A February article in The New York Times describes Yangchuan (Chad) Xing as “bookish,” shrouded in “anonymity” and “inclined to discuss factual matters rather than tarry on questions of meaning.” Yet Xing’s research into lithium-air battery technology has thrust the quiet associate professor into the limelight.
Last year, Xing received one of only two federal awards for lithium-air battery research. The $1.2 million grant over three years comes from a new Department of Energy agency that is modeled after one created by the Eisenhower administration to develop a system that would ensure communications in the event of a nuclear attack. That agency, the Advanced Research Projects Agency (ARPA), sponsored advances that led to the Internet. The new agency — called the Advanced Research Projects Agency for Energy, or ARPA-E — hopes to encourage the same sort of “game-changing” technologies to address energy challenges.

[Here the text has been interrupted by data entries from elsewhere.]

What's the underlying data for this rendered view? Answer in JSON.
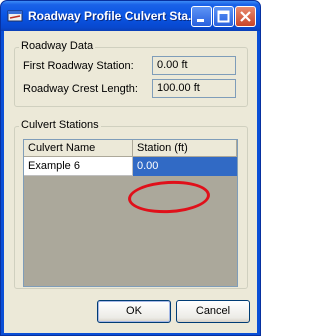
{
  "window": {
    "title": "Roadway Profile Culvert Sta..."
  },
  "roadway_data": {
    "group_label": "Roadway Data",
    "first_station_label": "First Roadway Station:",
    "first_station_value": "0.00 ft",
    "crest_length_label": "Roadway Crest Length:",
    "crest_length_value": "100.00 ft"
  },
  "culvert_stations": {
    "group_label": "Culvert Stations",
    "columns": [
      "Culvert Name",
      "Station (ft)"
    ],
    "rows": [
      {
        "name": "Example 6",
        "station": "0.00"
      }
    ]
  },
  "buttons": {
    "ok": "OK",
    "cancel": "Cancel"
  },
  "colors": {
    "title_bar": "#0a55e3",
    "selection": "#316ac5",
    "highlight_ellipse": "#e0101a"
  }
}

Xing’s group went up against 220 other battery proposals, including plans from Stanford and MIT.
While Xing won’t say much about his research, it has to do with developing a new electrode and new catalyst for lithium-air technology. Why does this matter? Because today’s electric cars can go only about 100 miles on a single charge. But a car powered by a lithium-air battery could theoretically travel 400 or 500 miles.
Xing estimates that if lithium-air technology progresses like lithium-ion, the battery used in electric cars today, it will take 15 to 20 years to go commercial. “But high-risk research like his — which may catapult the technology ahead or slam into a dead end — could change that calendar,” wrote Saqib Rahim in that article about Xing’s work.